It’s green, it’s valuable, and it can vastly improve your quality of living.
One more hint: It’s not money.
No, this stuff actually does grow on trees.
It’s called Vitamin K and although you don’t hear about it as often as the standard A-through-E vitamins, researchers are discovering more and more of its invaluable functions.
Vitamin K will provide you with health rather than wealth, but there’s no mistaking that it’s loaded with benefits. Aside from its many already proven functions, researchers now believe that Vitamin K prevents osteoporosis, the disease that weakens the bones, a function that until now seemed primarily in calcium’s hands.
The fat-soluble vitamin is essential for many suffering health problems, particularly those experiencing birth complications or bleeding disorders. Vitamin K has been linked to growth and development of the new-born and has also aided those with intestinal malfunctions and those who suffer frequent nosebleeds and excessive bleeding.
Everybody needs Vitamin K in his or her system. Deficiency in this vitamin will effect the development process of infants, leading to problems like Hemorrhagic disease, which is characterized by abnormal bleeding through the intestines or umbilical cord.
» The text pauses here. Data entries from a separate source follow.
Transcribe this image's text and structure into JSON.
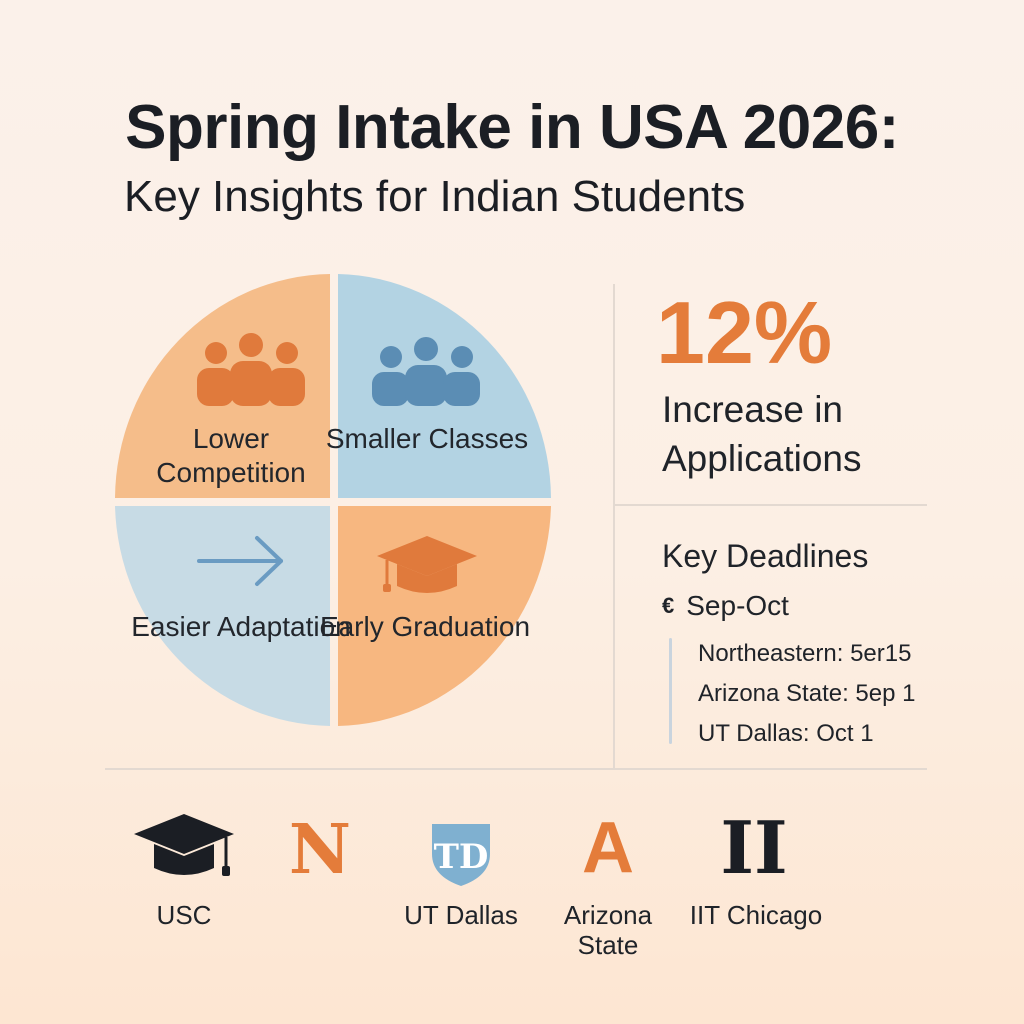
{
  "header": {
    "title": "Spring Intake in USA 2026:",
    "subtitle": "Key Insights for Indian Students"
  },
  "quadrants": [
    {
      "label": "Lower Competition",
      "icon": "people-group-icon",
      "color": "#f4b985"
    },
    {
      "label": "Smaller Classes",
      "icon": "people-group-icon",
      "color": "#b3d3e3"
    },
    {
      "label": "Easier Adaptation",
      "icon": "arrow-right-icon",
      "color": "#c7dbe5"
    },
    {
      "label": "Early Graduation",
      "icon": "graduation-cap-icon",
      "color": "#f7b780"
    }
  ],
  "stat": {
    "value": "12%",
    "label": "Increase in Applications"
  },
  "deadlines": {
    "title": "Key Deadlines",
    "range": "Sep-Oct",
    "range_icon": "calendar-icon",
    "items": [
      "Northeastern: 5er15",
      "Arizona State: 5ep 1",
      "UT Dallas: Oct 1"
    ]
  },
  "universities": [
    {
      "name": "USC",
      "logo": "graduation-cap-icon"
    },
    {
      "name": "",
      "logo": "N"
    },
    {
      "name": "UT Dallas",
      "logo": "TD"
    },
    {
      "name": "Arizona State",
      "logo": "A"
    },
    {
      "name": "IIT Chicago",
      "logo": "II"
    }
  ],
  "colors": {
    "orange": "#e47c3a",
    "orange_light": "#f4b985",
    "blue": "#5b8db4",
    "blue_light": "#b3d3e3",
    "dark": "#1f2329"
  }
}
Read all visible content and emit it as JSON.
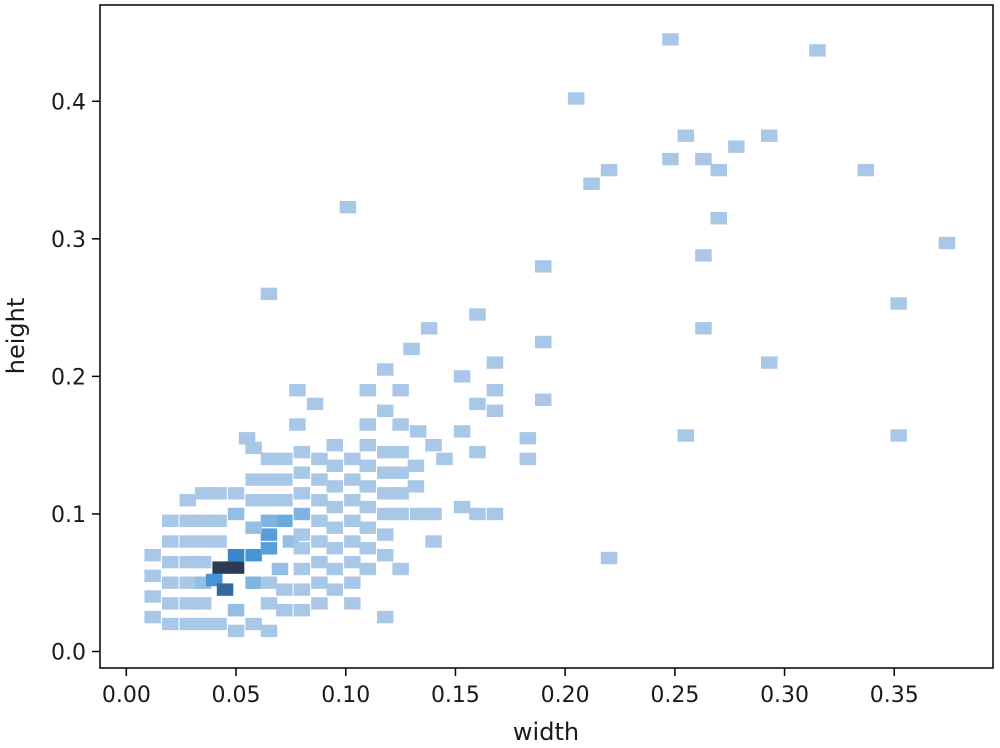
{
  "chart_data": {
    "type": "heatmap",
    "subtype": "bivariate-histogram",
    "title": "",
    "xlabel": "width",
    "ylabel": "height",
    "xlim": [
      -0.012,
      0.395
    ],
    "ylim": [
      -0.012,
      0.47
    ],
    "xticks": [
      0.0,
      0.05,
      0.1,
      0.15,
      0.2,
      0.25,
      0.3,
      0.35
    ],
    "xtick_labels": [
      "0.00",
      "0.05",
      "0.10",
      "0.15",
      "0.20",
      "0.25",
      "0.30",
      "0.35"
    ],
    "yticks": [
      0.0,
      0.1,
      0.2,
      0.3,
      0.4
    ],
    "ytick_labels": [
      "0.0",
      "0.1",
      "0.2",
      "0.3",
      "0.4"
    ],
    "bin_size": {
      "width": 0.0075,
      "height": 0.009
    },
    "grid": false,
    "legend": false,
    "colormap": {
      "low": "#a9c8e8",
      "mid": "#3a8fd4",
      "high": "#2b3a55"
    },
    "cells": [
      {
        "x": 0.012,
        "y": 0.025,
        "count": 1
      },
      {
        "x": 0.012,
        "y": 0.04,
        "count": 1
      },
      {
        "x": 0.012,
        "y": 0.055,
        "count": 1
      },
      {
        "x": 0.012,
        "y": 0.07,
        "count": 1
      },
      {
        "x": 0.02,
        "y": 0.02,
        "count": 1
      },
      {
        "x": 0.02,
        "y": 0.035,
        "count": 1
      },
      {
        "x": 0.02,
        "y": 0.05,
        "count": 1
      },
      {
        "x": 0.02,
        "y": 0.065,
        "count": 1
      },
      {
        "x": 0.02,
        "y": 0.08,
        "count": 1
      },
      {
        "x": 0.02,
        "y": 0.095,
        "count": 1
      },
      {
        "x": 0.028,
        "y": 0.02,
        "count": 1
      },
      {
        "x": 0.028,
        "y": 0.035,
        "count": 1
      },
      {
        "x": 0.028,
        "y": 0.05,
        "count": 1
      },
      {
        "x": 0.028,
        "y": 0.065,
        "count": 1
      },
      {
        "x": 0.028,
        "y": 0.08,
        "count": 1
      },
      {
        "x": 0.028,
        "y": 0.095,
        "count": 1
      },
      {
        "x": 0.028,
        "y": 0.11,
        "count": 1
      },
      {
        "x": 0.035,
        "y": 0.02,
        "count": 1
      },
      {
        "x": 0.035,
        "y": 0.035,
        "count": 1
      },
      {
        "x": 0.035,
        "y": 0.05,
        "count": 2
      },
      {
        "x": 0.035,
        "y": 0.065,
        "count": 1
      },
      {
        "x": 0.035,
        "y": 0.08,
        "count": 1
      },
      {
        "x": 0.035,
        "y": 0.095,
        "count": 1
      },
      {
        "x": 0.035,
        "y": 0.115,
        "count": 1
      },
      {
        "x": 0.04,
        "y": 0.052,
        "count": 6
      },
      {
        "x": 0.045,
        "y": 0.045,
        "count": 9
      },
      {
        "x": 0.043,
        "y": 0.061,
        "count": 12
      },
      {
        "x": 0.05,
        "y": 0.061,
        "count": 12
      },
      {
        "x": 0.05,
        "y": 0.07,
        "count": 7
      },
      {
        "x": 0.058,
        "y": 0.07,
        "count": 6
      },
      {
        "x": 0.058,
        "y": 0.05,
        "count": 3
      },
      {
        "x": 0.065,
        "y": 0.075,
        "count": 5
      },
      {
        "x": 0.065,
        "y": 0.085,
        "count": 5
      },
      {
        "x": 0.072,
        "y": 0.095,
        "count": 4
      },
      {
        "x": 0.065,
        "y": 0.095,
        "count": 3
      },
      {
        "x": 0.08,
        "y": 0.1,
        "count": 3
      },
      {
        "x": 0.05,
        "y": 0.03,
        "count": 2
      },
      {
        "x": 0.05,
        "y": 0.1,
        "count": 2
      },
      {
        "x": 0.058,
        "y": 0.09,
        "count": 2
      },
      {
        "x": 0.07,
        "y": 0.06,
        "count": 2
      },
      {
        "x": 0.075,
        "y": 0.08,
        "count": 2
      },
      {
        "x": 0.042,
        "y": 0.02,
        "count": 1
      },
      {
        "x": 0.05,
        "y": 0.015,
        "count": 1
      },
      {
        "x": 0.058,
        "y": 0.02,
        "count": 1
      },
      {
        "x": 0.065,
        "y": 0.015,
        "count": 1
      },
      {
        "x": 0.042,
        "y": 0.08,
        "count": 1
      },
      {
        "x": 0.042,
        "y": 0.095,
        "count": 1
      },
      {
        "x": 0.042,
        "y": 0.115,
        "count": 1
      },
      {
        "x": 0.05,
        "y": 0.115,
        "count": 1
      },
      {
        "x": 0.058,
        "y": 0.11,
        "count": 1
      },
      {
        "x": 0.058,
        "y": 0.125,
        "count": 1
      },
      {
        "x": 0.065,
        "y": 0.035,
        "count": 1
      },
      {
        "x": 0.065,
        "y": 0.05,
        "count": 1
      },
      {
        "x": 0.065,
        "y": 0.11,
        "count": 1
      },
      {
        "x": 0.065,
        "y": 0.125,
        "count": 1
      },
      {
        "x": 0.065,
        "y": 0.14,
        "count": 1
      },
      {
        "x": 0.072,
        "y": 0.03,
        "count": 1
      },
      {
        "x": 0.072,
        "y": 0.045,
        "count": 1
      },
      {
        "x": 0.072,
        "y": 0.11,
        "count": 1
      },
      {
        "x": 0.072,
        "y": 0.125,
        "count": 1
      },
      {
        "x": 0.072,
        "y": 0.14,
        "count": 1
      },
      {
        "x": 0.08,
        "y": 0.03,
        "count": 1
      },
      {
        "x": 0.08,
        "y": 0.045,
        "count": 1
      },
      {
        "x": 0.08,
        "y": 0.06,
        "count": 1
      },
      {
        "x": 0.08,
        "y": 0.075,
        "count": 1
      },
      {
        "x": 0.08,
        "y": 0.085,
        "count": 1
      },
      {
        "x": 0.08,
        "y": 0.115,
        "count": 1
      },
      {
        "x": 0.08,
        "y": 0.13,
        "count": 1
      },
      {
        "x": 0.08,
        "y": 0.145,
        "count": 1
      },
      {
        "x": 0.088,
        "y": 0.035,
        "count": 1
      },
      {
        "x": 0.088,
        "y": 0.05,
        "count": 1
      },
      {
        "x": 0.088,
        "y": 0.065,
        "count": 1
      },
      {
        "x": 0.088,
        "y": 0.08,
        "count": 1
      },
      {
        "x": 0.088,
        "y": 0.095,
        "count": 1
      },
      {
        "x": 0.088,
        "y": 0.11,
        "count": 1
      },
      {
        "x": 0.088,
        "y": 0.125,
        "count": 1
      },
      {
        "x": 0.088,
        "y": 0.14,
        "count": 1
      },
      {
        "x": 0.095,
        "y": 0.045,
        "count": 1
      },
      {
        "x": 0.095,
        "y": 0.06,
        "count": 1
      },
      {
        "x": 0.095,
        "y": 0.075,
        "count": 1
      },
      {
        "x": 0.095,
        "y": 0.09,
        "count": 1
      },
      {
        "x": 0.095,
        "y": 0.105,
        "count": 1
      },
      {
        "x": 0.095,
        "y": 0.12,
        "count": 1
      },
      {
        "x": 0.095,
        "y": 0.135,
        "count": 1
      },
      {
        "x": 0.095,
        "y": 0.15,
        "count": 1
      },
      {
        "x": 0.103,
        "y": 0.035,
        "count": 1
      },
      {
        "x": 0.103,
        "y": 0.05,
        "count": 1
      },
      {
        "x": 0.103,
        "y": 0.065,
        "count": 1
      },
      {
        "x": 0.103,
        "y": 0.08,
        "count": 1
      },
      {
        "x": 0.103,
        "y": 0.095,
        "count": 1
      },
      {
        "x": 0.103,
        "y": 0.11,
        "count": 1
      },
      {
        "x": 0.103,
        "y": 0.125,
        "count": 1
      },
      {
        "x": 0.103,
        "y": 0.14,
        "count": 1
      },
      {
        "x": 0.11,
        "y": 0.06,
        "count": 1
      },
      {
        "x": 0.11,
        "y": 0.075,
        "count": 1
      },
      {
        "x": 0.11,
        "y": 0.09,
        "count": 1
      },
      {
        "x": 0.11,
        "y": 0.105,
        "count": 1
      },
      {
        "x": 0.11,
        "y": 0.12,
        "count": 1
      },
      {
        "x": 0.11,
        "y": 0.135,
        "count": 1
      },
      {
        "x": 0.11,
        "y": 0.15,
        "count": 1
      },
      {
        "x": 0.118,
        "y": 0.07,
        "count": 1
      },
      {
        "x": 0.118,
        "y": 0.085,
        "count": 1
      },
      {
        "x": 0.118,
        "y": 0.1,
        "count": 1
      },
      {
        "x": 0.118,
        "y": 0.115,
        "count": 1
      },
      {
        "x": 0.118,
        "y": 0.13,
        "count": 1
      },
      {
        "x": 0.118,
        "y": 0.145,
        "count": 1
      },
      {
        "x": 0.125,
        "y": 0.115,
        "count": 1
      },
      {
        "x": 0.125,
        "y": 0.13,
        "count": 1
      },
      {
        "x": 0.125,
        "y": 0.145,
        "count": 1
      },
      {
        "x": 0.132,
        "y": 0.12,
        "count": 1
      },
      {
        "x": 0.132,
        "y": 0.135,
        "count": 1
      },
      {
        "x": 0.065,
        "y": 0.26,
        "count": 1
      },
      {
        "x": 0.101,
        "y": 0.323,
        "count": 1
      },
      {
        "x": 0.055,
        "y": 0.155,
        "count": 1
      },
      {
        "x": 0.058,
        "y": 0.148,
        "count": 1
      },
      {
        "x": 0.078,
        "y": 0.19,
        "count": 1
      },
      {
        "x": 0.078,
        "y": 0.165,
        "count": 1
      },
      {
        "x": 0.086,
        "y": 0.18,
        "count": 1
      },
      {
        "x": 0.11,
        "y": 0.19,
        "count": 1
      },
      {
        "x": 0.118,
        "y": 0.205,
        "count": 1
      },
      {
        "x": 0.125,
        "y": 0.19,
        "count": 1
      },
      {
        "x": 0.118,
        "y": 0.175,
        "count": 1
      },
      {
        "x": 0.11,
        "y": 0.165,
        "count": 1
      },
      {
        "x": 0.125,
        "y": 0.165,
        "count": 1
      },
      {
        "x": 0.133,
        "y": 0.16,
        "count": 1
      },
      {
        "x": 0.13,
        "y": 0.22,
        "count": 1
      },
      {
        "x": 0.138,
        "y": 0.235,
        "count": 1
      },
      {
        "x": 0.14,
        "y": 0.15,
        "count": 1
      },
      {
        "x": 0.145,
        "y": 0.14,
        "count": 1
      },
      {
        "x": 0.153,
        "y": 0.16,
        "count": 1
      },
      {
        "x": 0.153,
        "y": 0.2,
        "count": 1
      },
      {
        "x": 0.16,
        "y": 0.245,
        "count": 1
      },
      {
        "x": 0.16,
        "y": 0.18,
        "count": 1
      },
      {
        "x": 0.16,
        "y": 0.145,
        "count": 1
      },
      {
        "x": 0.168,
        "y": 0.19,
        "count": 1
      },
      {
        "x": 0.168,
        "y": 0.21,
        "count": 1
      },
      {
        "x": 0.168,
        "y": 0.175,
        "count": 1
      },
      {
        "x": 0.183,
        "y": 0.155,
        "count": 1
      },
      {
        "x": 0.183,
        "y": 0.14,
        "count": 1
      },
      {
        "x": 0.125,
        "y": 0.06,
        "count": 1
      },
      {
        "x": 0.125,
        "y": 0.1,
        "count": 1
      },
      {
        "x": 0.133,
        "y": 0.1,
        "count": 1
      },
      {
        "x": 0.14,
        "y": 0.1,
        "count": 1
      },
      {
        "x": 0.14,
        "y": 0.08,
        "count": 1
      },
      {
        "x": 0.153,
        "y": 0.105,
        "count": 1
      },
      {
        "x": 0.16,
        "y": 0.1,
        "count": 1
      },
      {
        "x": 0.168,
        "y": 0.1,
        "count": 1
      },
      {
        "x": 0.118,
        "y": 0.025,
        "count": 1
      },
      {
        "x": 0.19,
        "y": 0.28,
        "count": 1
      },
      {
        "x": 0.19,
        "y": 0.225,
        "count": 1
      },
      {
        "x": 0.19,
        "y": 0.183,
        "count": 1
      },
      {
        "x": 0.205,
        "y": 0.402,
        "count": 1
      },
      {
        "x": 0.212,
        "y": 0.34,
        "count": 1
      },
      {
        "x": 0.22,
        "y": 0.35,
        "count": 1
      },
      {
        "x": 0.22,
        "y": 0.068,
        "count": 1
      },
      {
        "x": 0.248,
        "y": 0.445,
        "count": 1
      },
      {
        "x": 0.248,
        "y": 0.358,
        "count": 1
      },
      {
        "x": 0.255,
        "y": 0.375,
        "count": 1
      },
      {
        "x": 0.255,
        "y": 0.157,
        "count": 1
      },
      {
        "x": 0.263,
        "y": 0.358,
        "count": 1
      },
      {
        "x": 0.263,
        "y": 0.288,
        "count": 1
      },
      {
        "x": 0.263,
        "y": 0.235,
        "count": 1
      },
      {
        "x": 0.27,
        "y": 0.35,
        "count": 1
      },
      {
        "x": 0.27,
        "y": 0.315,
        "count": 1
      },
      {
        "x": 0.278,
        "y": 0.367,
        "count": 1
      },
      {
        "x": 0.293,
        "y": 0.375,
        "count": 1
      },
      {
        "x": 0.293,
        "y": 0.21,
        "count": 1
      },
      {
        "x": 0.315,
        "y": 0.437,
        "count": 1
      },
      {
        "x": 0.337,
        "y": 0.35,
        "count": 1
      },
      {
        "x": 0.352,
        "y": 0.253,
        "count": 1
      },
      {
        "x": 0.352,
        "y": 0.157,
        "count": 1
      },
      {
        "x": 0.374,
        "y": 0.297,
        "count": 1
      }
    ]
  }
}
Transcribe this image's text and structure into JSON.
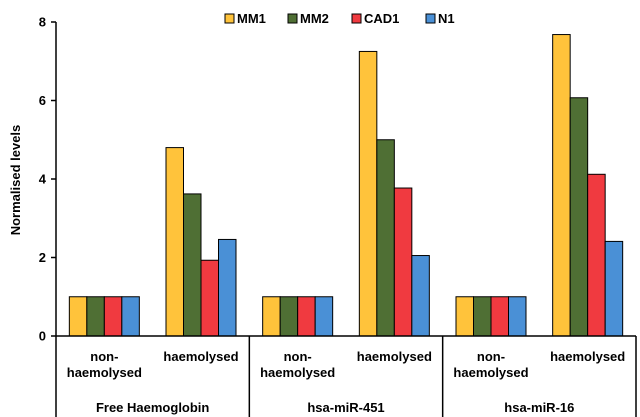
{
  "chart_data": {
    "type": "bar",
    "ylabel": "Normalised levels",
    "ylim": [
      0,
      8
    ],
    "yticks": [
      "0",
      "2",
      "4",
      "6",
      "8"
    ],
    "groups": [
      {
        "label": "Free Haemoglobin",
        "categories": [
          {
            "label_lines": [
              "non-",
              "haemolysed"
            ],
            "values": [
              1,
              1,
              1,
              1
            ]
          },
          {
            "label_lines": [
              "haemolysed"
            ],
            "values": [
              4.8,
              3.62,
              1.93,
              2.46
            ]
          }
        ]
      },
      {
        "label": "hsa-miR-451",
        "categories": [
          {
            "label_lines": [
              "non-",
              "haemolysed"
            ],
            "values": [
              1,
              1,
              1,
              1
            ]
          },
          {
            "label_lines": [
              "haemolysed"
            ],
            "values": [
              7.25,
              5.0,
              3.77,
              2.05
            ]
          }
        ]
      },
      {
        "label": "hsa-miR-16",
        "categories": [
          {
            "label_lines": [
              "non-",
              "haemolysed"
            ],
            "values": [
              1,
              1,
              1,
              1
            ]
          },
          {
            "label_lines": [
              "haemolysed"
            ],
            "values": [
              7.68,
              6.07,
              4.12,
              2.41
            ]
          }
        ]
      }
    ],
    "series": [
      {
        "name": "MM1",
        "color": "#FFC33B"
      },
      {
        "name": "MM2",
        "color": "#4F6F34"
      },
      {
        "name": "CAD1",
        "color": "#F03A40"
      },
      {
        "name": "N1",
        "color": "#4A90D6"
      }
    ],
    "legend_position": "top",
    "grid": false
  }
}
In adults, these deficiencies lead to severe blood clotting, particularly in the stomach, and can lead to considerable intestinal complications.
Vitamin K is most commonly found in green leaf-like sources like spinach, green tea, cabbage, turnip greens, and brussels sprouts. Others like alfalfa, soybeans, cheddar cheese, oats, and cauliflower are also rich on the vitamin. So if you’re a big salad eater, chances are that you’re getting a very healthy dose of Vitamin K.
But overdoses in Vitamin K, which are extremely rare, have been linked to brain damage in infants and liver malfunctions in adults.
Aside from the aforementioned natural sources, Vitamin K is also available in tablets and should be taken with meals or an hour after completion of a meal.